Maybe because you don't like challenges :D. The point is not what is easy, what is common way to do it, the point is to do it because it exist :)
I'm a kid of Vic20... and soon after c64, the only way is make something is to use machine how it is not designed to operate. If i win couple of cycles CPU time, by disabling DMA, interupts, multitasking, and trapping processor to supervisor mode, I gladly check if there is something "fun"...

Of course programs to be released should be with jsr SetAPen(a6) and then jsr WritePixel(a6)... (woow)
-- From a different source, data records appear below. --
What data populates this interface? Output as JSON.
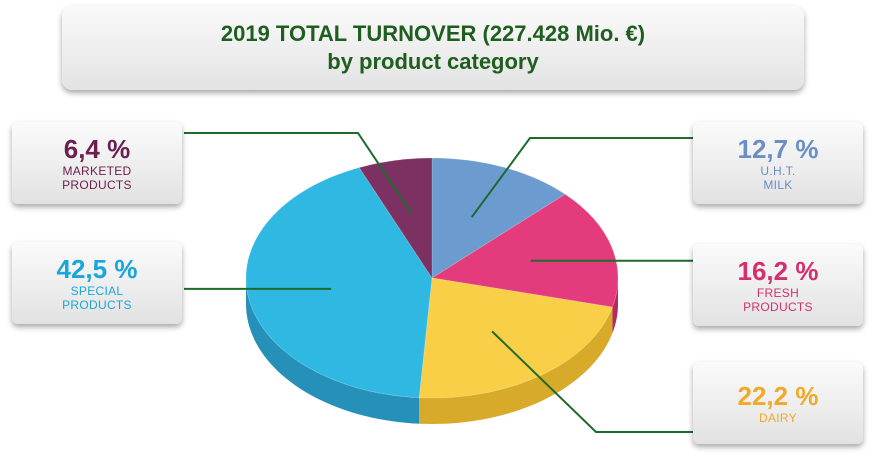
{
  "title": {
    "line1": "2019 TOTAL TURNOVER (227.428 Mio. €)",
    "line2": "by product category"
  },
  "colors": {
    "title": "#1f5e1f",
    "leader": "#1d6b2d"
  },
  "chart_data": {
    "type": "pie",
    "title": "2019 TOTAL TURNOVER (227.428 Mio. €) by product category",
    "slices": [
      {
        "key": "uht",
        "value": 12.7,
        "label": "12,7 %",
        "category_lines": [
          "U.H.T.",
          "MILK"
        ],
        "color": "#6b9bcf",
        "side": "#4c79a8",
        "label_color": "#6b8fc4"
      },
      {
        "key": "fresh",
        "value": 16.2,
        "label": "16,2 %",
        "category_lines": [
          "FRESH",
          "PRODUCTS"
        ],
        "color": "#e33b7b",
        "side": "#b52a60",
        "label_color": "#d42f6e"
      },
      {
        "key": "dairy",
        "value": 22.2,
        "label": "22,2 %",
        "category_lines": [
          "DAIRY"
        ],
        "color": "#f8cf47",
        "side": "#d8aa2a",
        "label_color": "#f0a92a"
      },
      {
        "key": "special",
        "value": 42.5,
        "label": "42,5 %",
        "category_lines": [
          "SPECIAL",
          "PRODUCTS"
        ],
        "color": "#2fb8e2",
        "side": "#2590b8",
        "label_color": "#1aa6d8"
      },
      {
        "key": "marketed",
        "value": 6.4,
        "label": "6,4 %",
        "category_lines": [
          "MARKETED",
          "PRODUCTS"
        ],
        "color": "#7d3163",
        "side": "#5c2248",
        "label_color": "#6b1f4f"
      }
    ]
  }
}
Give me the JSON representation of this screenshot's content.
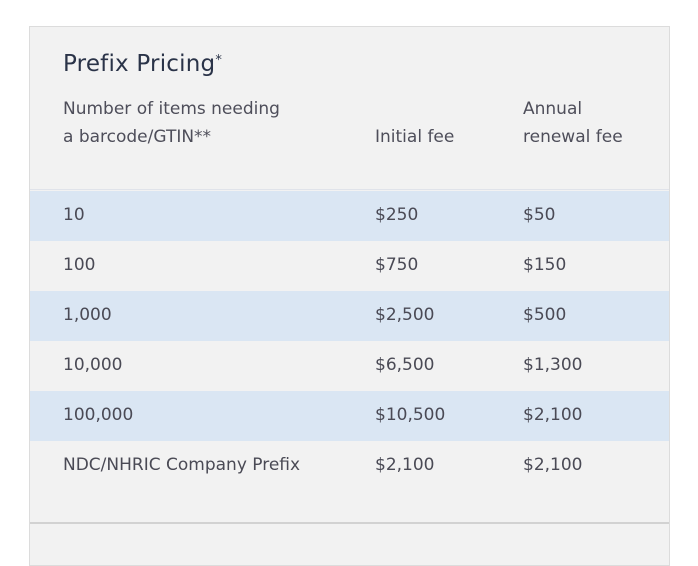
{
  "title": "Prefix Pricing",
  "title_mark": "*",
  "columns": {
    "items": "Number of items needing a barcode/GTIN**",
    "initial": "Initial fee",
    "annual": "Annual renewal fee"
  },
  "rows": [
    {
      "items": "10",
      "initial": "$250",
      "annual": "$50"
    },
    {
      "items": "100",
      "initial": "$750",
      "annual": "$150"
    },
    {
      "items": "1,000",
      "initial": "$2,500",
      "annual": "$500"
    },
    {
      "items": "10,000",
      "initial": "$6,500",
      "annual": "$1,300"
    },
    {
      "items": "100,000",
      "initial": "$10,500",
      "annual": "$2,100"
    },
    {
      "items": "NDC/NHRIC Company Prefix",
      "initial": "$2,100",
      "annual": "$2,100"
    }
  ],
  "colors": {
    "card_background": "#f2f2f2",
    "shaded_row": "#dae6f3",
    "title": "#2a3348",
    "text": "#4a4a55"
  }
}
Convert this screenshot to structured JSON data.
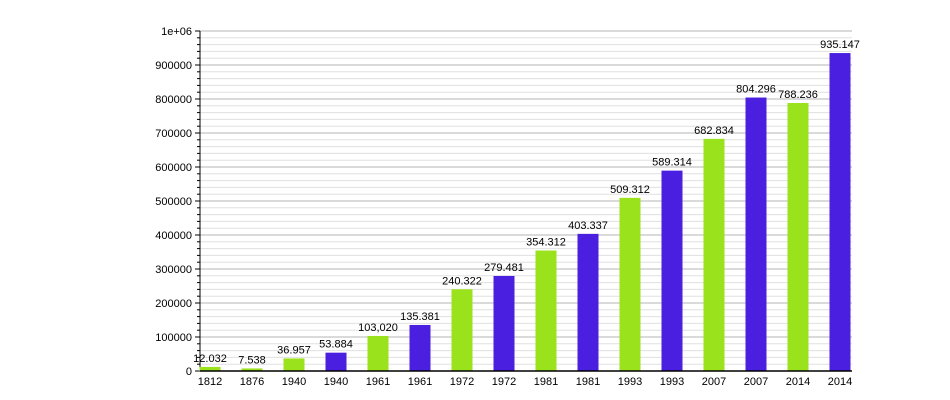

Another point is that do we want to use that only stone (nice and most advanced processor) to do all the work? Amiga is designed to operate with co-processors (Copper, Blitter and Paula) and in (soon) future I'm more than happy let the copper keep my SAGA screen in order, (mixed Chunky and Planar playfields) (Don't want system to interrupt with it)


A1200 Coder

Posts 74
31 Aug 2018 08:55


thellier alain wrote:

Hello
 
  I dont see the point to not use the OS for opening a screen
  As doing this way do not prevent yourself to poke in the pixels the demoscene way
 
 

Having access to screen pixels is not enough. The reason is that you may also want to use copper for doing raster based effects (colors, bitplanes, resolution, sprites), and here the timing is critical. AmigaOS also does not support copper usage very well (especially the AGA registers, which e.g. allows changing several colors with a single instruction), and I suppose the SAGA copper has even less support from OS.



Thellier Alain

Posts 141
04 Sep 2018 13:36


I agree: but lots of those copper tricks used to enhance résolution or the colors count will become pointless on a SAGA full screen in true color ;-)




Gunnar von Boehn
(Apollo Team Member)
Posts 6207
04 Sep 2018 13:49


thellier alain wrote:

I agree: but lots of those copper tricks used to enhance résolution or the colors count will become pointless on a SAGA full screen in true color ;-)
 

Copper is super.

Copper can be used for many things also on truecolor screens.

Copper can be used to scroll and create "water" effects.
Copper can be used to mirror a region.
Copper can be used for picture in picture effect / or for splitscreen.